Немаловажным Полевицкая считала и отсутствие у учеников первого курса необходимой культуры сценической речи: им еще только ставили голос, дыхание, прививали навыки произнесения текста на сцене. И, наконец, пестрота наречий и диалектов. Канонический литературный язык на сценах театров Австрии рождался сложно, путем многоступенчатого отбора, сочетания немецкого литературного языка с диалектами австрийских земель. Сама Полевицкая владела литературным немецким языком настолько, что была способна поправлять произношение учеников. Но австрийцы очень музыкальны, и любая фальшь в выговоре партнера могла выбить ученика из состояния искреннего переживания. Поэтому ограничивались самым кратким рассказом о сюжете этюда, который должен быть понятен без слов. Разрешалось только громко засмеяться или вскрикнуть. Сначала показывались сольные этюды, затем - с партнером.

Каждый урок велся открыто, с привлечением всего курса к обсуждению. Отмолчаться никому не удавалось. Полевицкая любила вовлекать в откровенный разговор всех, намеренно сталкивая различные мнения и оценки. Занятия проходили весело, оживленно, и результаты на экзаменах были отличные.

Полевицкая по-матерински называла своих учеников "мои дети", и они платили ей любовью - для них она была "наша Поли".

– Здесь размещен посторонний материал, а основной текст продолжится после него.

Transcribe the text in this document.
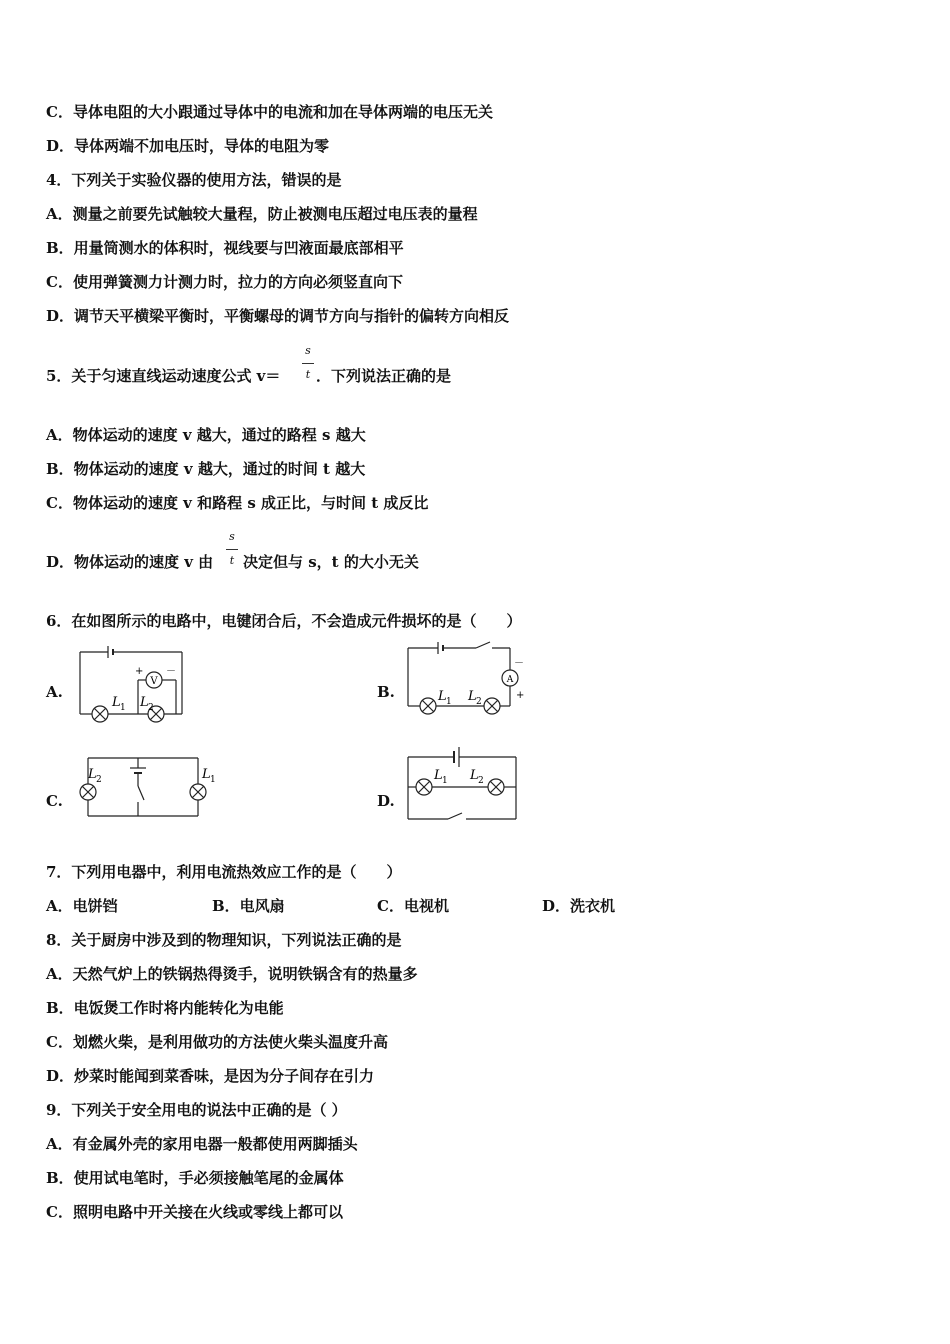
C．导体电阻的大小跟通过导体中的电流和加在导体两端的电压无关
D．导体两端不加电压时，导体的电阻为零
4．下列关于实验仪器的使用方法，错误的是
A．测量之前要先试触较大量程，防止被测电压超过电压表的量程
B．用量筒测水的体积时，视线要与凹液面最底部相平
C．使用弹簧测力计测力时，拉力的方向必须竖直向下
D．调节天平横梁平衡时，平衡螺母的调节方向与指针的偏转方向相反
5．关于匀速直线运动速度公式 v＝
s
t ．下列说法正确的是
A．物体运动的速度 v 越大，通过的路程 s 越大
B．物体运动的速度 v 越大，通过的时间 t 越大
C．物体运动的速度 v 和路程 s 成正比，与时间 t 成反比
D．物体运动的速度 v 由
s
t 决定但与 s，t 的大小无关
6．在如图所示的电路中，电键闭合后，不会造成元件损坏的是（　　）
A.	B.
C.	D.
V
+ －
L 1 L 2
A
+
－
L 1 L 2
L 2	L 1	L 1 L 2
7．下列用电器中，利用电流热效应工作的是（　　）
A．电饼铛	B．电风扇	C．电视机	D．洗衣机
8．关于厨房中涉及到的物理知识，下列说法正确的是
A．天然气炉上的铁锅热得烫手，说明铁锅含有的热量多
B．电饭煲工作时将内能转化为电能
C．划燃火柴，是利用做功的方法使火柴头温度升高
D．炒菜时能闻到菜香味，是因为分子间存在引力
9．下列关于安全用电的说法中正确的是（ ）
A．有金属外壳的家用电器一般都使用两脚插头
B．使用试电笔时，手必须接触笔尾的金属体
C．照明电路中开关接在火线或零线上都可以
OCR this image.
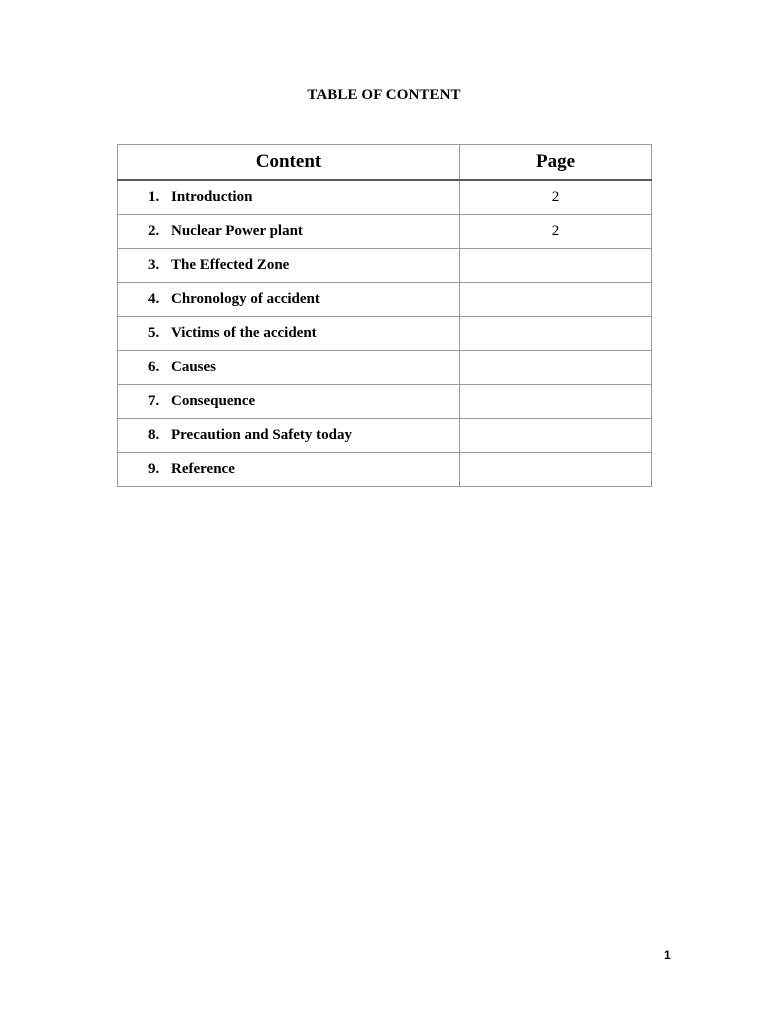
TABLE OF CONTENT
Content	Page

1. Introduction	2

2. Nuclear Power plant	2

3. The Effected Zone	

4. Chronology of accident	

5. Victims of the accident	

6. Causes	

7. Consequence	

8. Precaution and Safety today	

9. Reference	

1
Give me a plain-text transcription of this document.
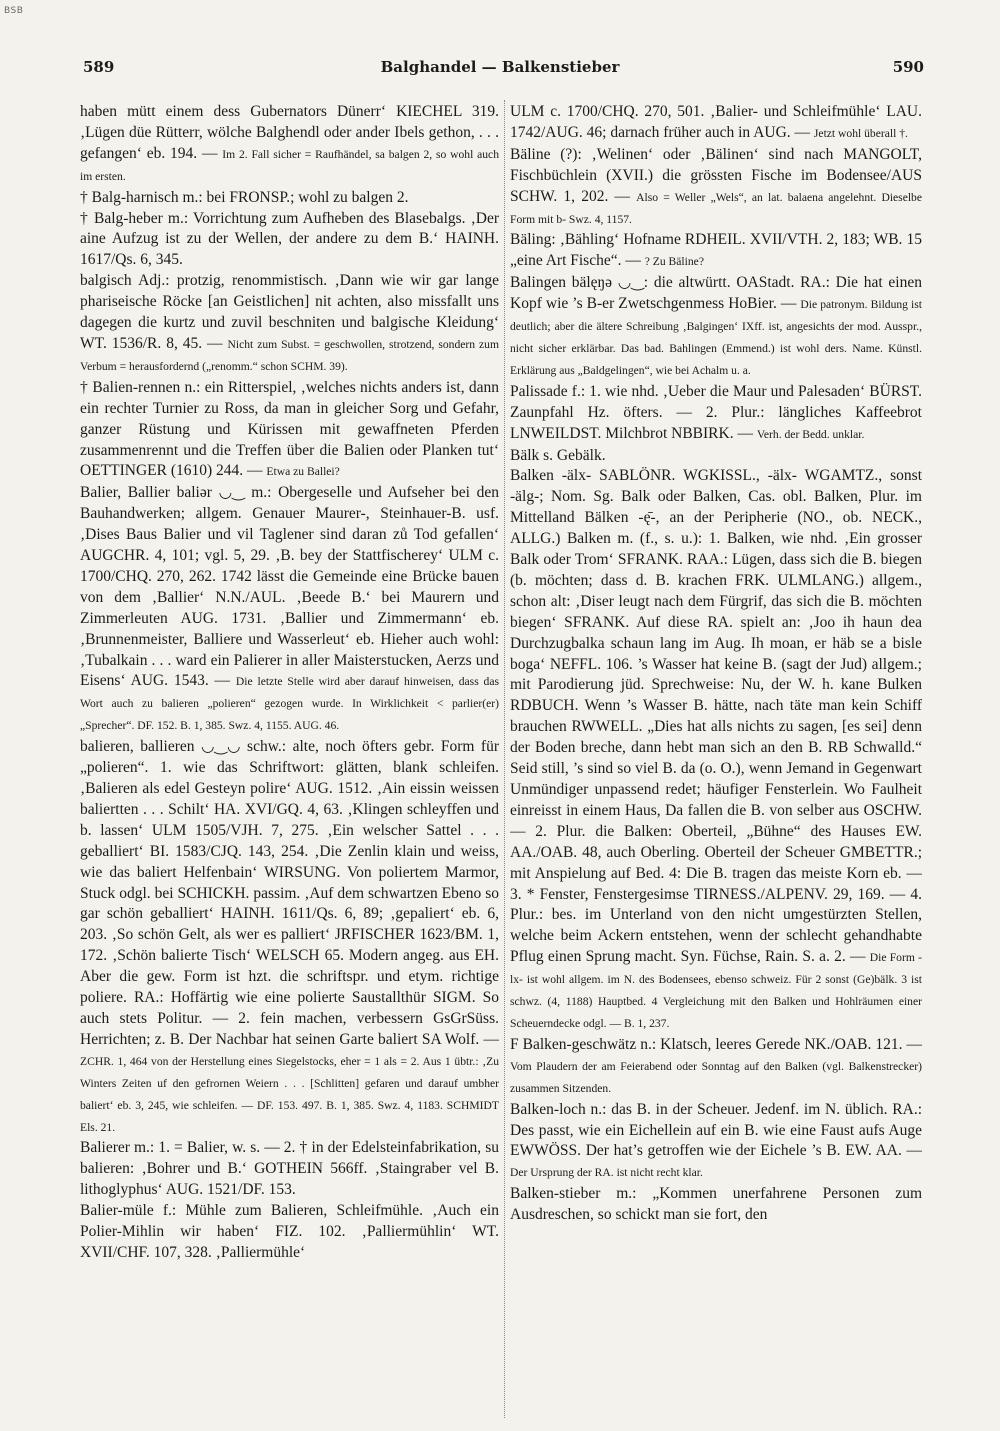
BSB
589	Balghandel — Balkenstieber	590

haben mütt einem dess Gubernators Dünerr‘ KIECHEL 319. ‚Lügen düe Rütterr, wölche Balghendl oder ander Ibels gethon, . . . gefangen‘ eb. 194. — Im 2. Fall sicher = Raufhändel, sa balgen 2, so wohl auch im ersten.

† Balg-harnisch m.: bei FRONSP.; wohl zu balgen 2.

† Balg-heber m.: Vorrichtung zum Aufheben des Blasebalgs. ‚Der aine Aufzug ist zu der Wellen, der andere zu dem B.‘ HAINH. 1617/Qs. 6, 345.

balgisch Adj.: protzig, renommistisch. ‚Dann wie wir gar lange phariseische Röcke [an Geistlichen] nit achten, also missfallt uns dagegen die kurtz und zuvil beschniten und balgische Kleidung‘ WT. 1536/R. 8, 45. — Nicht zum Subst. = geschwollen, strotzend, sondern zum Verbum = herausfordernd („renomm.“ schon SCHM. 39).

† Balien-rennen n.: ein Ritterspiel, ‚welches nichts anders ist, dann ein rechter Turnier zu Ross, da man in gleicher Sorg und Gefahr, ganzer Rüstung und Kürissen mit gewaffneten Pferden zusammenrennt und die Treffen über die Balien oder Planken tut‘ OETTINGER (1610) 244. — Etwa zu Ballei?

Balier, Ballier baliər ◡‿ m.: Obergeselle und Aufseher bei den Bauhandwerken; allgem. Genauer Maurer-, Steinhauer-B. usf. ‚Dises Baus Balier und vil Taglener sind daran zů Tod gefallen‘ AUGCHR. 4, 101; vgl. 5, 29. ‚B. bey der Stattfischerey‘ ULM c. 1700/CHQ. 270, 262. 1742 lässt die Gemeinde eine Brücke bauen von dem ‚Ballier‘ N.N./AUL. ‚Beede B.‘ bei Maurern und Zimmerleuten AUG. 1731. ‚Ballier und Zimmermann‘ eb. ‚Brunnenmeister, Balliere und Wasserleut‘ eb. Hieher auch wohl: ‚Tubalkain . . . ward ein Palierer in aller Maisterstucken, Aerzs und Eisens‘ AUG. 1543. — Die letzte Stelle wird aber darauf hinweisen, dass das Wort auch zu balieren „polieren“ gezogen wurde. In Wirklichkeit < parlier(er) „Sprecher“. DF. 152. B. 1, 385. Swz. 4, 1155. AUG. 46.

balieren, ballieren ◡‿◡ schw.: alte, noch öfters gebr. Form für „polieren“. 1. wie das Schriftwort: glätten, blank schleifen. ‚Balieren als edel Gesteyn polire‘ AUG. 1512. ‚Ain eissin weissen baliertten . . . Schilt‘ HA. XVI/GQ. 4, 63. ‚Klingen schleyffen und b. lassen‘ ULM 1505/VJH. 7, 275. ‚Ein welscher Sattel . . . geballiert‘ BI. 1583/CJQ. 143, 254. ‚Die Zenlin klain und weiss, wie das baliert Helfenbain‘ WIRSUNG. Von poliertem Marmor, Stuck odgl. bei SCHICKH. passim. ‚Auf dem schwartzen Ebeno so gar schön geballiert‘ HAINH. 1611/Qs. 6, 89; ‚gepaliert‘ eb. 6, 203. ‚So schön Gelt, als wer es palliert‘ JRFISCHER 1623/BM. 1, 172. ‚Schön balierte Tisch‘ WELSCH 65. Modern angeg. aus EH. Aber die gew. Form ist hzt. die schriftspr. und etym. richtige poliere. RA.: Hoffärtig wie eine polierte Saustallthür SIGM. So auch stets Politur. — 2. fein machen, verbessern GsGrSüss. Herrichten; z. B. Der Nachbar hat seinen Garte baliert SA Wolf. — ZCHR. 1, 464 von der Herstellung eines Siegelstocks, eher = 1 als = 2. Aus 1 übtr.: ‚Zu Winters Zeiten uf den gefrornen Weiern . . . [Schlitten] gefaren und darauf umbher baliert‘ eb. 3, 245, wie schleifen. — DF. 153. 497. B. 1, 385. Swz. 4, 1183. SCHMIDT Els. 21.

Balierer m.: 1. = Balier, w. s. — 2. † in der Edelsteinfabrikation, su balieren: ‚Bohrer und B.‘ GOTHEIN 566ff. ‚Staingraber vel B. lithoglyphus‘ AUG. 1521/DF. 153.

Balier-müle f.: Mühle zum Balieren, Schleifmühle. ‚Auch ein Polier-Mihlin wir haben‘ FIZ. 102. ‚Palliermühlin‘ WT. XVII/CHF. 107, 328. ‚Palliermühle‘

ULM c. 1700/CHQ. 270, 501. ‚Balier- und Schleifmühle‘ LAU. 1742/AUG. 46; darnach früher auch in AUG. — Jetzt wohl überall †.

Bäline (?): ‚Welinen‘ oder ‚Bälinen‘ sind nach MANGOLT, Fischbüchlein (XVII.) die grössten Fische im Bodensee/AUS SCHW. 1, 202. — Also = Weller „Wels“, an lat. balaena angelehnt. Dieselbe Form mit b- Swz. 4, 1157.

Bäling: ‚Bähling‘ Hofname RDHEIL. XVII/VTH. 2, 183; WB. 15 „eine Art Fische“. — ? Zu Bäline?

Balingen bälęŋə ◡‿: die altwürtt. OAStadt. RA.: Die hat einen Kopf wie ’s B-er Zwetschgenmess HoBier. — Die patronym. Bildung ist deutlich; aber die ältere Schreibung ‚Balgingen‘ IXff. ist, angesichts der mod. Ausspr., nicht sicher erklärbar. Das bad. Bahlingen (Emmend.) ist wohl ders. Name. Künstl. Erklärung aus „Baldgelingen“, wie bei Achalm u. a.

Palissade f.: 1. wie nhd. ‚Ueber die Maur und Palesaden‘ BÜRST. Zaunpfahl Hz. öfters. — 2. Plur.: längliches Kaffeebrot LNWEILDST. Milchbrot NBBIRK. — Verh. der Bedd. unklar.

Bälk s. Gebälk.

Balken -älx- SABLÖNR. WGKISSL., -älx- WGAMTZ., sonst -älg-; Nom. Sg. Balk oder Balken, Cas. obl. Balken, Plur. im Mittelland Bälken -ę̄-, an der Peripherie (NO., ob. NECK., ALLG.) Balken m. (f., s. u.): 1. Balken, wie nhd. ‚Ein grosser Balk oder Trom‘ SFRANK. RAA.: Lügen, dass sich die B. biegen (b. möchten; dass d. B. krachen FRK. ULMLANG.) allgem., schon alt: ‚Diser leugt nach dem Fürgrif, das sich die B. möchten biegen‘ SFRANK. Auf diese RA. spielt an: ‚Joo ih haun dea Durchzugbalka schaun lang im Aug. Ih moan, er häb se a bisle boga‘ NEFFL. 106. ’s Wasser hat keine B. (sagt der Jud) allgem.; mit Parodierung jüd. Sprechweise: Nu, der W. h. kane Bulken RDBUCH. Wenn ’s Wasser B. hätte, nach täte man kein Schiff brauchen RWWELL. „Dies hat alls nichts zu sagen, [es sei] denn der Boden breche, dann hebt man sich an den B. RB Schwalld.“ Seid still, ’s sind so viel B. da (o. O.), wenn Jemand in Gegenwart Unmündiger unpassend redet; häufiger Fensterlein. Wo Faulheit einreisst in einem Haus, Da fallen die B. von selber aus OSCHW. — 2. Plur. die Balken: Oberteil, „Bühne“ des Hauses EW. AA./OAB. 48, auch Oberling. Oberteil der Scheuer GMBETTR.; mit Anspielung auf Bed. 4: Die B. tragen das meiste Korn eb. — 3. * Fenster, Fenstergesimse TIRNESS./ALPENV. 29, 169. — 4. Plur.: bes. im Unterland von den nicht umgestürzten Stellen, welche beim Ackern entstehen, wenn der schlecht gehandhabte Pflug einen Sprung macht. Syn. Füchse, Rain. S. a. 2. — Die Form -lx- ist wohl allgem. im N. des Bodensees, ebenso schweiz. Für 2 sonst (Ge)bälk. 3 ist schwz. (4, 1188) Hauptbed. 4 Vergleichung mit den Balken und Hohlräumen einer Scheuerndecke odgl. — B. 1, 237.

F Balken-geschwätz n.: Klatsch, leeres Gerede NK./OAB. 121. — Vom Plaudern der am Feierabend oder Sonntag auf den Balken (vgl. Balkenstrecker) zusammen Sitzenden.

Balken-loch n.: das B. in der Scheuer. Jedenf. im N. üblich. RA.: Des passt, wie ein Eichellein auf ein B. wie eine Faust aufs Auge EWWÖSS. Der hat’s getroffen wie der Eichele ’s B. EW. AA. — Der Ursprung der RA. ist nicht recht klar.

Balken-stieber m.: „Kommen unerfahrene Personen zum Ausdreschen, so schickt man sie fort, den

Экзамены всегда проходили публично. Студенты первого года обучения показывали "немые сцены". Некоторые из них объединялись в циклы - "Переживание и представление" ("Erleben und Darstel- len"). По названиям, обозначенным в программах, можно судить о разнообразии тематики: "Наша учительница", "В купе", "Одинокое рождество", "Цыганка и жандарм", "Бегство из концлагеря", "Преследование негра", "Жена моряка", "Смерть отца", "Слепая", "Мой Рембрандт", "Подайте милостыню", "Без ночлега", "Я вижу", "Сирота" и другие. От семестра к семестру материал усложнялся, в сценах использовалось больше участников. И, наконец, наиболее полный отчет о профессиональной подготовленности будущих актеров - отрывки из пьес. Полевицкая обязательно представляла своих учеников в классической драматургии - "Гроза", "Чайка", "Мария Стюарт", "Венецианский купец", "Два веронца", "Укрощение строптивой", "Коварство и любовь", "Плутни Скапена", "Тартюф" и т. д.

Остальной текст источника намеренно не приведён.